Some people had a difficult time with their finances before gas was at $4 per gallon and utility rates jumped an additional $20 per month. This program breaks the economic stranglehold as it helps people pay their bills and end what could end in tremendous personal and financial loss. Some families or individuals entering the program are living in poverty, or are among the working poor, and with a slumping national economy, it's only getting worse.
MIGHT doesn't offer a hand out, it offers a hand up. "Sometimes help is monetary, but the best help you can give a person is to encourage them, and show them, and teach them and keep telling them, 'You're going to get through this. It's going to be ok,'" says MIGHT Founder and Director Bernita Taylor. The center is a faith-based, not-for-profit organization affiliated with the United Way of Lawton-Fort Sill. During the program, each client sets goals to be completed within 90-days. These goals are to help direct the client to get back on their own two feet.

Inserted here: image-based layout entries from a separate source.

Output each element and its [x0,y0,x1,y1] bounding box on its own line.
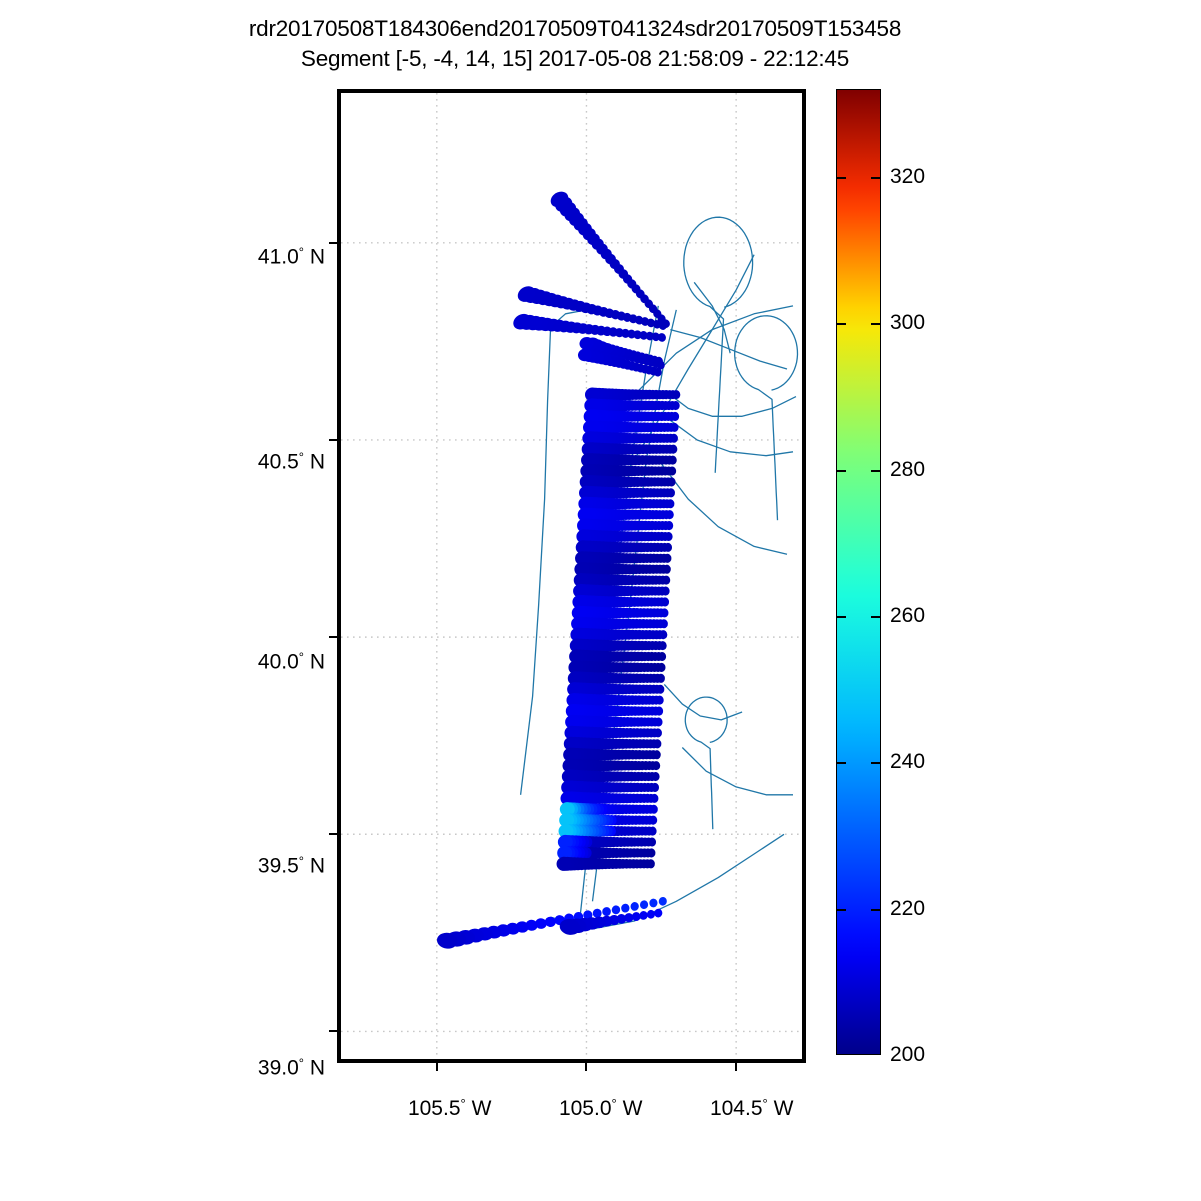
y-tick-hemisphere-1: N [309,450,325,474]
colorbar-tick-label-300: 300 [890,311,926,335]
map-plot-area [341,93,802,1059]
x-tick-label-1: 105.0° W [536,1072,643,1145]
y-tick-value-4: 39.0 [257,1056,299,1080]
colorbar-tick-right-220 [871,908,880,911]
x-tick-mark [735,1063,738,1071]
gridlines [341,93,802,1059]
y-tick-mark [329,636,337,639]
x-tick-label-2: 104.5° W [687,1072,794,1145]
x-tick-label-0: 105.5° W [385,1072,492,1145]
degree-icon: ° [298,1055,304,1071]
chart-title-line-2: Segment [-5, -4, 14, 15] 2017-05-08 21:5… [300,46,850,71]
x-tick-value-1: 105.0 [558,1097,612,1120]
degree-icon: ° [298,449,304,465]
map-arc-11 [519,329,552,795]
chart-title: rdr20170508T184306end20170509T041324sdr2… [0,14,1150,74]
colorbar-tick-300 [837,323,846,326]
degree-icon: ° [611,1096,617,1111]
y-tick-hemisphere-2: N [309,650,325,674]
y-tick-hemisphere-3: N [309,854,325,878]
x-tick-value-2: 104.5 [709,1097,763,1120]
degree-icon: ° [460,1096,466,1111]
y-tick-label-4: 39.0° N [160,1032,325,1105]
degree-icon: ° [298,649,304,665]
map-arc-0 [670,328,788,370]
colorbar-tick-label-220: 220 [890,896,926,920]
map-arc-8 [663,683,743,721]
map-axes [337,89,806,1063]
y-tick-value-0: 41.0 [257,245,299,269]
map-arc-6 [669,419,794,457]
colorbar-tick-320 [837,176,846,179]
y-tick-value-1: 40.5 [257,450,299,474]
colorbar-tick-240 [837,762,846,765]
footprint-markers [436,191,681,949]
colorbar-tick-right-260 [871,615,880,618]
x-tick-mark [585,1063,588,1071]
map-contour-1 [734,315,799,521]
colorbar-tick-label-260: 260 [890,603,926,627]
colorbar-tick-260 [837,615,846,618]
colorbar-tick-right-320 [871,176,880,179]
x-tick-mark [435,1063,438,1071]
colorbar-tick-label-240: 240 [890,750,926,774]
degree-icon: ° [298,244,304,260]
map-arc-7 [657,459,788,555]
colorbar-tick-right-280 [871,469,880,472]
chart-title-line-1: rdr20170508T184306end20170509T041324sdr2… [248,16,902,41]
y-tick-value-2: 40.0 [257,650,299,674]
colorbar-tick-label-320: 320 [890,164,926,188]
map-contour-0 [683,216,754,473]
map-arc-5 [666,392,797,417]
y-tick-mark [329,1030,337,1033]
y-tick-label-2: 40.0° N [160,626,325,699]
y-tick-label-1: 40.5° N [160,426,325,499]
colorbar-tick-right-240 [871,762,880,765]
y-tick-mark [329,833,337,836]
y-tick-label-0: 41.0° N [160,221,325,294]
x-tick-hemisphere-1: W [622,1097,643,1120]
y-tick-mark [329,241,337,244]
colorbar-tick-label-200: 200 [890,1043,926,1066]
map-arc-13 [693,281,731,354]
colorbar [836,89,881,1055]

Taylor began the program five years ago after having been in extremely difficult situations in her life. "I've been homeless. I've not known how I was going to take care of my children," she says. "I've put all the blankets on the bed and told the kids we're going camping and that's why it's cold in the house." She says she never wants another parent to have to go through what she has.
MIGHT does not receive federal funding or grants. It operates on generous donations. Taylor works a second full-time job - never taking a cut of her own paycheck for herself - to pay her employees. "Those faces that I see that say, 'If it wasn't for you I would have given up,' keeps me going," she says. "Because it's not, again, glamour, or 'Oh, you know, I got to help somebody.' It's getting down deep and dirty, and saying 'ok, keep above ground, we can do this, if you just keep going,' and working day in a day out with people in need, and trying to keep the hope alive."